七話〜駄目なものは駄目なのに、傷むものが傷んでいく〜

「……ほんとう?」

「まぁ、昔の話ですが」

「じゃあ、両想いだったんだ」

「そうなりますね」

 手足が震える。緊張ではないのは確か、恐れでも憤怒でもない。

「今は?」

「今? 今は別に……お友達というか」

 友達、と言えど恋心を完全に拭えた訳では無い。そこが自分で何より気持ちが悪い。

 未だに好きという気持ちが拭えていない……私も執着心が強いのだろう。

「そっか、ちょっと寂しいなあ」

「寂しい? どうしてですか?」

「好きって思われたいもん」

 正気なのか、同性にそんなこと……

「承認欲求ですか?」

「そんな人聞きの悪いー、夏乃だからだよ。私と夏乃以外の人との会話、知ってて言ってるー? 家族抜きで」

 それを言われたら、確かに。私以外には素っ気のない感じだ……。

「でも、私女ですよ?」

「関係ないよ」

 関係はあると思うのだけど。

「じゃあ、もう一回聞くね」

「はい」

 私は、昔から嘘がバレる人間。故に気づかれたのだろう。

「私のこと、どう思ってる?」

 一心を明かすも惑わされず。

「正直、今まで……今でも凛霞さんのことが好きなのは否めません」

「嬉しい……」

「でも……やっぱり同性を好きになるって、ダメじゃないですか」

「だめ? なんで?」

「それは……。他の人から見てもおかしいし……」

「ちょっと、こっち来てよ」

 そう言われ、とんとん、と凛霞さんは隣に座ってとベッドを叩く。その通り座ると、じっと見つめてくる。

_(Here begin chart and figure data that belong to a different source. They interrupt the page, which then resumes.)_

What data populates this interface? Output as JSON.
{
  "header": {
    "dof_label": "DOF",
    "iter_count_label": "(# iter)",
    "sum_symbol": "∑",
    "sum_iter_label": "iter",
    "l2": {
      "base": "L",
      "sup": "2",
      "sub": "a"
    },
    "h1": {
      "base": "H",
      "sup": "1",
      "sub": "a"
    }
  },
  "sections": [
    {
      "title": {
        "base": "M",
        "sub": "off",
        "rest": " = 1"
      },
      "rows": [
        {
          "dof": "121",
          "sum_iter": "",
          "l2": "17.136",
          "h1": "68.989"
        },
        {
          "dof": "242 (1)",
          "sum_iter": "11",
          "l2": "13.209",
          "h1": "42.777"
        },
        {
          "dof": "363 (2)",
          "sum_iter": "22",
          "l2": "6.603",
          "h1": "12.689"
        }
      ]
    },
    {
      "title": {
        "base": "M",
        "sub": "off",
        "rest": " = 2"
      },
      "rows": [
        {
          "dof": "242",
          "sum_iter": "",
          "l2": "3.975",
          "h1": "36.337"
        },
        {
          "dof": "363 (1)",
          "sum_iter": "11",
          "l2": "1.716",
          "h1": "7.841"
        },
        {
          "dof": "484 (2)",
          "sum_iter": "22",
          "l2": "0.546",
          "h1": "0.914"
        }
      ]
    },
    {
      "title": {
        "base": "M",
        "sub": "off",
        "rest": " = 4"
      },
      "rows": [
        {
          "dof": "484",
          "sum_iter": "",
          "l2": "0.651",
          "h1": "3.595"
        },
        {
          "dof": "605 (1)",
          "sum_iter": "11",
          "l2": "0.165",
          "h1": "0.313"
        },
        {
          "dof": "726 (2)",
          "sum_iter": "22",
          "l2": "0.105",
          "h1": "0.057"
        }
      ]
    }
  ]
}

「夏乃が私相手に敬語使うのって、さっき言ってた距離を取る為。だよね?」

「……」

「私のこと好きになるの、嫌?」

 嫌ではない。

「別に、私は嫌じゃないです。でも、他の人とかそういうの気持ち悪がりそうだな。とか思ってしまうと言うか。同性を好きになってしまう自分が嫌になるというか」

「私は私だよ」

「それ以前に女の子じゃないですか」

「……その、男だとか女だとかってさ」

 力強く肩を押され、ベッドの上で力なく倒される。

「こういう場合、関係あるの?」

「っ!?」

 唾を飲み込む音が、凛霞さんにも聴こえそうな。そのくらい近くに凛霞さんの顔があった。

「ごめんね。強引だったかな?」

「別に気にしてないです」

「冷静なんだね」

 両手首は捕まれ、下腹部あたりを馬乗りされていた。とは言え、嫌われたくない気持ちもあるのか、そこまで強くは握られていない。逃げようと思えば逃げれるくらいには。

「でも、脈は早くなってってるね」

 そんなことを言いながら、顔をさらに近づけてくる。心の何処かと身体は今にも唇を重ねたがっているのに、また心の別の何処かはそれを許さない。

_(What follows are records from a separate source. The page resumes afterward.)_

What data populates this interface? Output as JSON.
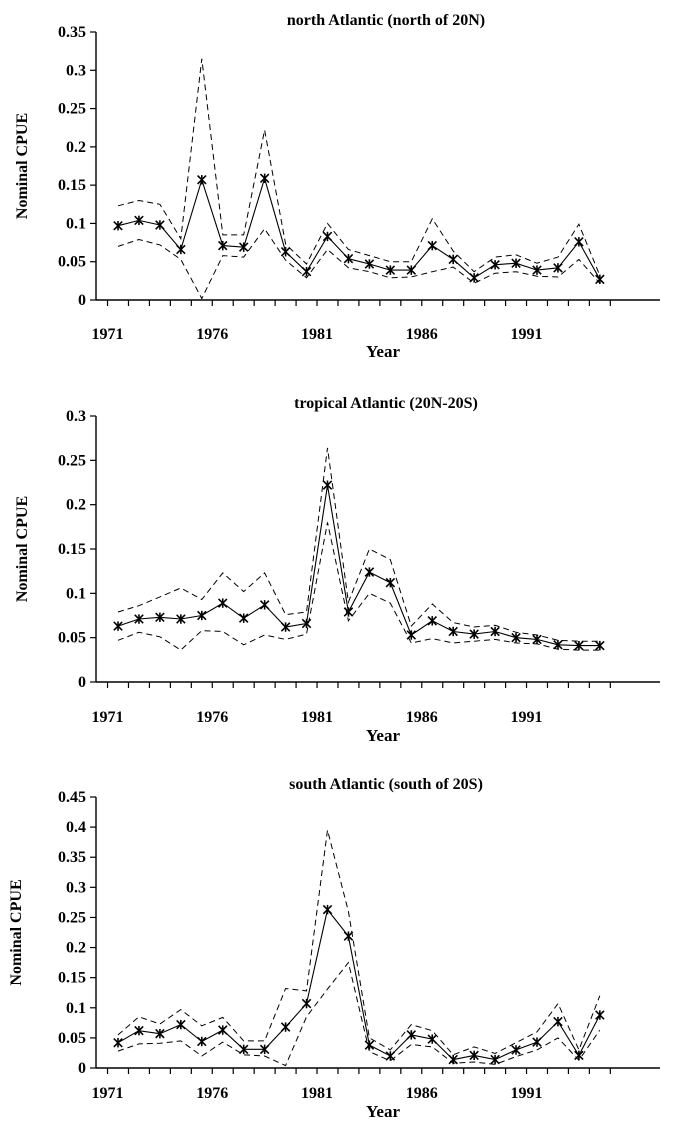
{
  "chart_data": [
    {
      "type": "line",
      "title": "north Atlantic (north of 20N)",
      "xlabel": "Year",
      "ylabel": "Nominal CPUE",
      "xlim": [
        1971,
        1994
      ],
      "ylim": [
        0,
        0.35
      ],
      "x_ticks": [
        1971,
        1976,
        1981,
        1986,
        1991
      ],
      "y_ticks": [
        "0",
        "0.05",
        "0.1",
        "0.15",
        "0.2",
        "0.25",
        "0.3",
        "0.35"
      ],
      "x": [
        1971,
        1972,
        1973,
        1974,
        1975,
        1976,
        1977,
        1978,
        1979,
        1980,
        1981,
        1982,
        1983,
        1984,
        1985,
        1986,
        1987,
        1988,
        1989,
        1990,
        1991,
        1992,
        1993,
        1994
      ],
      "series": [
        {
          "values": [
            0.097,
            0.104,
            0.098,
            0.066,
            0.157,
            0.071,
            0.069,
            0.159,
            0.063,
            0.037,
            0.083,
            0.054,
            0.047,
            0.039,
            0.039,
            0.071,
            0.053,
            0.029,
            0.046,
            0.048,
            0.039,
            0.042,
            0.076,
            0.027
          ]
        },
        {
          "values": [
            0.123,
            0.13,
            0.125,
            0.08,
            0.315,
            0.085,
            0.085,
            0.222,
            0.073,
            0.047,
            0.1,
            0.066,
            0.058,
            0.05,
            0.05,
            0.106,
            0.064,
            0.037,
            0.056,
            0.059,
            0.048,
            0.056,
            0.099,
            0.032
          ]
        },
        {
          "values": [
            0.07,
            0.079,
            0.072,
            0.053,
            0.002,
            0.058,
            0.056,
            0.093,
            0.052,
            0.029,
            0.066,
            0.042,
            0.037,
            0.029,
            0.03,
            0.037,
            0.043,
            0.022,
            0.035,
            0.037,
            0.031,
            0.03,
            0.053,
            0.022
          ]
        }
      ]
    },
    {
      "type": "line",
      "title": "tropical Atlantic (20N-20S)",
      "xlabel": "Year",
      "ylabel": "Nominal CPUE",
      "xlim": [
        1971,
        1994
      ],
      "ylim": [
        0,
        0.3
      ],
      "x_ticks": [
        1971,
        1976,
        1981,
        1986,
        1991
      ],
      "y_ticks": [
        "0",
        "0.05",
        "0.1",
        "0.15",
        "0.2",
        "0.25",
        "0.3"
      ],
      "x": [
        1971,
        1972,
        1973,
        1974,
        1975,
        1976,
        1977,
        1978,
        1979,
        1980,
        1981,
        1982,
        1983,
        1984,
        1985,
        1986,
        1987,
        1988,
        1989,
        1990,
        1991,
        1992,
        1993,
        1994
      ],
      "series": [
        {
          "values": [
            0.063,
            0.071,
            0.073,
            0.071,
            0.075,
            0.089,
            0.072,
            0.087,
            0.062,
            0.066,
            0.222,
            0.079,
            0.124,
            0.112,
            0.053,
            0.069,
            0.057,
            0.054,
            0.057,
            0.05,
            0.048,
            0.042,
            0.041,
            0.041
          ]
        },
        {
          "values": [
            0.079,
            0.086,
            0.096,
            0.106,
            0.093,
            0.123,
            0.102,
            0.123,
            0.076,
            0.079,
            0.264,
            0.09,
            0.15,
            0.138,
            0.063,
            0.088,
            0.067,
            0.062,
            0.064,
            0.056,
            0.053,
            0.047,
            0.046,
            0.046
          ]
        },
        {
          "values": [
            0.047,
            0.056,
            0.051,
            0.036,
            0.058,
            0.057,
            0.042,
            0.053,
            0.048,
            0.054,
            0.18,
            0.069,
            0.1,
            0.089,
            0.044,
            0.049,
            0.044,
            0.046,
            0.048,
            0.044,
            0.043,
            0.037,
            0.036,
            0.036
          ]
        }
      ]
    },
    {
      "type": "line",
      "title": "south Atlantic (south of 20S)",
      "xlabel": "Year",
      "ylabel": "Nominal CPUE",
      "xlim": [
        1971,
        1994
      ],
      "ylim": [
        0,
        0.45
      ],
      "x_ticks": [
        1971,
        1976,
        1981,
        1986,
        1991
      ],
      "y_ticks": [
        "0",
        "0.05",
        "0.1",
        "0.15",
        "0.2",
        "0.25",
        "0.3",
        "0.35",
        "0.4",
        "0.45"
      ],
      "x": [
        1971,
        1972,
        1973,
        1974,
        1975,
        1976,
        1977,
        1978,
        1979,
        1980,
        1981,
        1982,
        1983,
        1984,
        1985,
        1986,
        1987,
        1988,
        1989,
        1990,
        1991,
        1992,
        1993,
        1994
      ],
      "series": [
        {
          "values": [
            0.042,
            0.062,
            0.057,
            0.072,
            0.044,
            0.063,
            0.031,
            0.031,
            0.068,
            0.107,
            0.263,
            0.219,
            0.038,
            0.02,
            0.055,
            0.048,
            0.014,
            0.021,
            0.014,
            0.03,
            0.043,
            0.077,
            0.021,
            0.088
          ]
        },
        {
          "values": [
            0.055,
            0.085,
            0.073,
            0.097,
            0.07,
            0.084,
            0.045,
            0.045,
            0.132,
            0.128,
            0.395,
            0.26,
            0.05,
            0.03,
            0.072,
            0.062,
            0.022,
            0.035,
            0.024,
            0.042,
            0.06,
            0.107,
            0.03,
            0.12
          ]
        },
        {
          "values": [
            0.028,
            0.04,
            0.041,
            0.045,
            0.02,
            0.043,
            0.022,
            0.02,
            0.004,
            0.085,
            0.131,
            0.175,
            0.027,
            0.012,
            0.039,
            0.035,
            0.008,
            0.01,
            0.006,
            0.019,
            0.03,
            0.05,
            0.013,
            0.063
          ]
        }
      ]
    }
  ]
}
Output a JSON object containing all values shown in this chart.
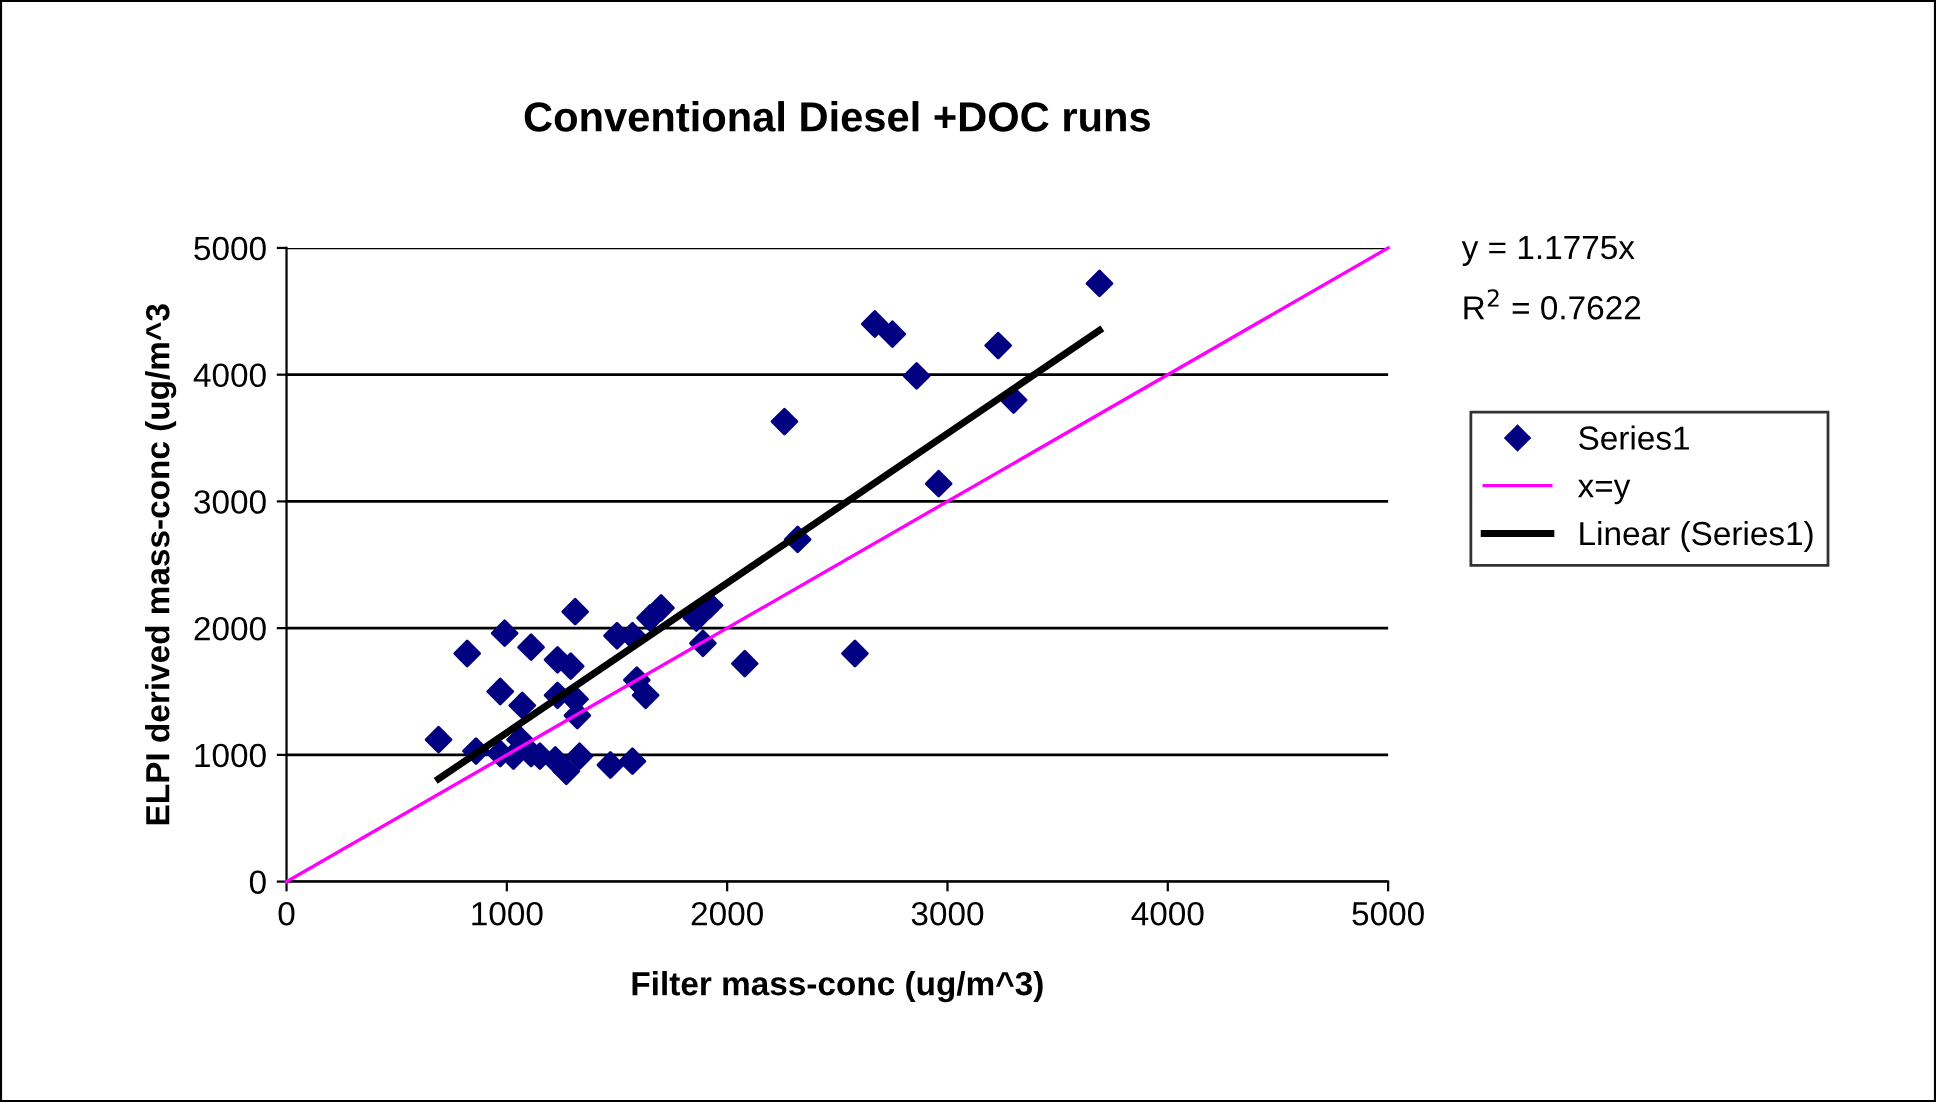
{
  "chart_data": {
    "type": "scatter",
    "title": "Conventional Diesel +DOC runs",
    "xlabel": "Filter mass-conc (ug/m^3)",
    "ylabel": "ELPI derived mass-conc (ug/m^3",
    "annotations": [
      "y = 1.1775x",
      "R$^{2}$ = 0.7622"
    ],
    "xlim": [
      0,
      5000
    ],
    "ylim": [
      0,
      5000
    ],
    "xticks": [
      0,
      1000,
      2000,
      3000,
      4000,
      5000
    ],
    "yticks": [
      0,
      1000,
      2000,
      3000,
      4000,
      5000
    ],
    "grid": "y",
    "legend": "right",
    "marker": "diamond",
    "series": [
      {
        "name": "Series1",
        "color": "#000080",
        "x": [
          690,
          820,
          990,
          1110,
          1310,
          970,
          1070,
          1230,
          1290,
          1230,
          1310,
          1320,
          860,
          970,
          1060,
          1030,
          1110,
          1150,
          1220,
          1270,
          1330,
          1470,
          1570,
          1500,
          1570,
          1650,
          1700,
          1590,
          1630,
          1860,
          1920,
          1890,
          2080,
          2260,
          2670,
          2750,
          2860,
          3230,
          3690,
          3300,
          2960,
          2320,
          2580
        ],
        "values": [
          1120,
          1800,
          1960,
          1850,
          2130,
          1500,
          1390,
          1750,
          1700,
          1470,
          1440,
          1310,
          1030,
          1010,
          1120,
          990,
          1010,
          990,
          960,
          870,
          990,
          920,
          950,
          1940,
          1940,
          2080,
          2160,
          1590,
          1470,
          2080,
          2180,
          1880,
          1720,
          3630,
          4400,
          4320,
          3990,
          4230,
          4720,
          3800,
          3140,
          2700,
          1800
        ]
      },
      {
        "name": "x=y",
        "type": "line",
        "color": "#ff00ff",
        "marker": "none",
        "x": [
          0,
          5000
        ],
        "values": [
          0,
          5000
        ]
      },
      {
        "name": "Linear (Series1)",
        "type": "line",
        "color": "#000000",
        "marker": "none",
        "x": [
          690,
          3690
        ],
        "values": [
          810,
          4350
        ]
      }
    ]
  }
}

 同性でなんて、絶対におかしい。お前はおかしくあってはならない。そう語っている。

 でも、抗うこともなかった。

「なーんてね」

 凛霞さんはベッドから降り、軽く伸びをしている。

「しないんですか?」

「夏乃が望むならしてたよ。でも、どうせずっと迷ってたんでしょう? 私だって、夏乃の気持ちを尊重したいし、私の私利私欲で夏乃を大変な目に合わせたくないもん」

 やっぱり、優しい人。私の気持ちまで察してくれるなんて。

 どこか不満なような。どこか安心したような。

「それに私、するよりしてくれた方が嬉しいから」

「……やらないですよ。私は」

 逃げだって、分かっている。周りからの目ばかり気にして、私は普通だと。私はただ凛霞さんに好かれているだけだと。

「夏乃、なんで泣いて……ごめん。私悪かったよね」

 なんて最低なんだろう。自分の気持ちの向いている先が女の子だと知られることが何よりも怖くて、中学校の時のようにまた虐められるのではないかと臆病になってしまう。

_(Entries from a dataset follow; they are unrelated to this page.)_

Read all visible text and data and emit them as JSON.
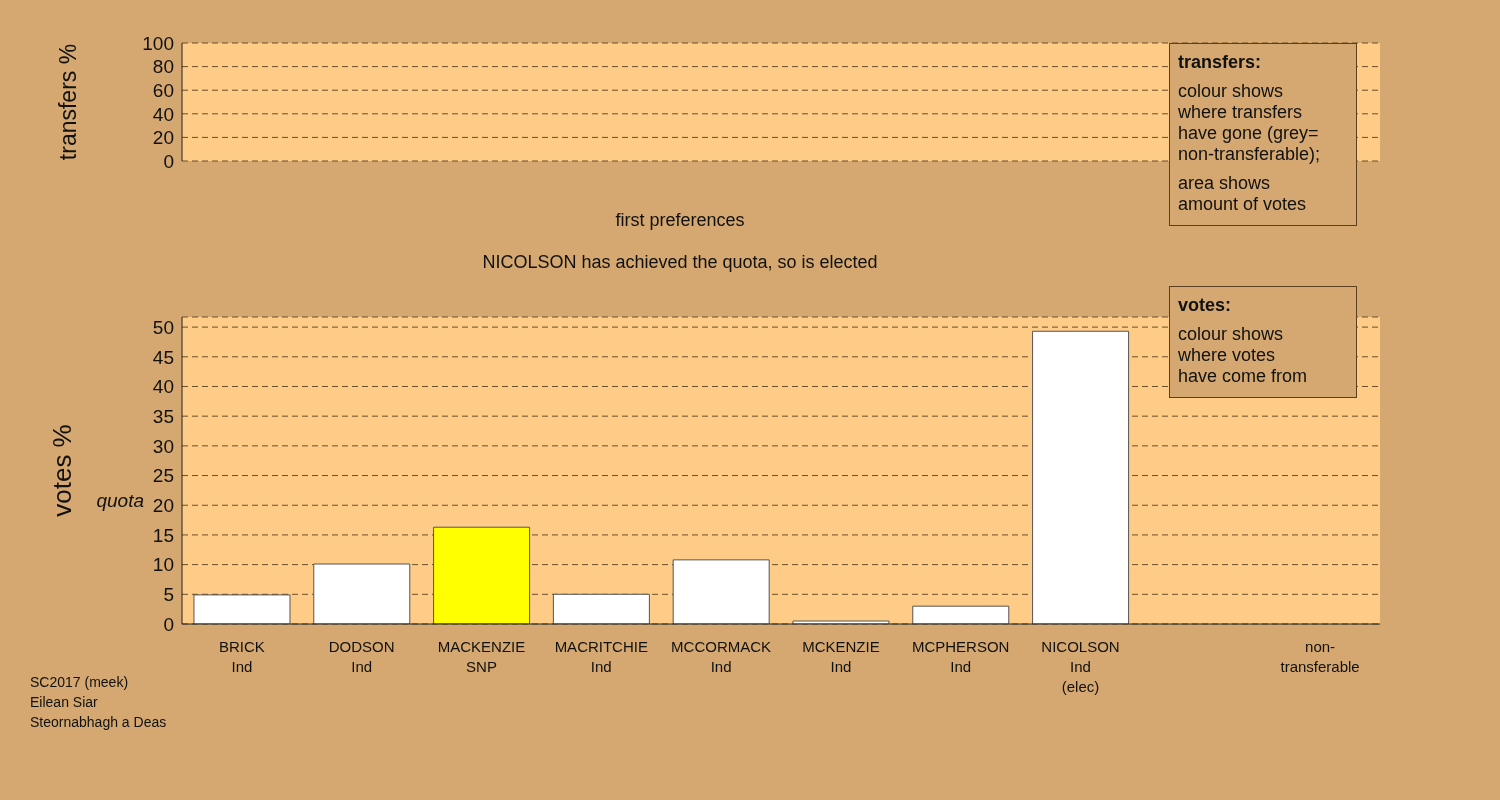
{
  "chart_data": [
    {
      "type": "bar",
      "ylabel": "transfers %",
      "categories": [
        null,
        null,
        null,
        null,
        null,
        null,
        null,
        null,
        null,
        null
      ],
      "values": [
        null,
        null,
        null,
        null,
        null,
        null,
        null,
        null,
        null,
        null
      ],
      "ylim": [
        0,
        100
      ],
      "yticks": [
        0,
        20,
        40,
        60,
        80,
        100
      ],
      "grid": "y",
      "tick_labels": "y",
      "annotations": [
        "transfers:",
        "colour shows\nwhere transfers\nhave gone (grey=\nnon-transferable);",
        "area shows\namount of votes"
      ]
    },
    {
      "type": "bar",
      "title": "first preferences",
      "subtitle": "NICOLSON has achieved the quota, so is elected",
      "ylabel": "votes %",
      "categories": [
        "BRICK\nInd",
        "DODSON\nInd",
        "MACKENZIE\nSNP",
        "MACRITCHIE\nInd",
        "MCCORMACK\nInd",
        "MCKENZIE\nInd",
        "MCPHERSON\nInd",
        "NICOLSON\nInd\n(elec)",
        null,
        "non-\ntransferable"
      ],
      "values": [
        4.9,
        10.1,
        16.3,
        5.0,
        10.8,
        0.5,
        3.0,
        49.3,
        null,
        null
      ],
      "colors": [
        "#ffffff",
        "#ffffff",
        "#ffff00",
        "#ffffff",
        "#ffffff",
        "#ffffff",
        "#ffffff",
        "#ffffff",
        "#ffffff",
        "#ffffff"
      ],
      "ylim": [
        0,
        51.7
      ],
      "yticks": [
        0,
        5,
        10,
        15,
        20,
        25,
        30,
        35,
        40,
        45,
        50
      ],
      "grid": "y",
      "annotations": [
        "quota",
        "votes:",
        "colour shows\nwhere votes\nhave come from",
        "SC2017 (meek)\nEilean Siar\nSteornabhagh a Deas"
      ]
    }
  ]
}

 凛霞さんは私のことを変わらず好きで居てくれたのに。

 わからない。私は凛霞さんに好意を向けていいのか。向けたらダメなのか。

「……凛霞……少しいいかな」

「……うん」

 ほんの少しでいい。抱きつく時間だけでも欲しかった。高校で会った時から小さい頃に仲の良かった凛霞さんだとわかっていた、けど信じたくなかった。凛霞さんに会わなければ、凛霞さんを忘れようとした罪深さなんて知ることも無かったから。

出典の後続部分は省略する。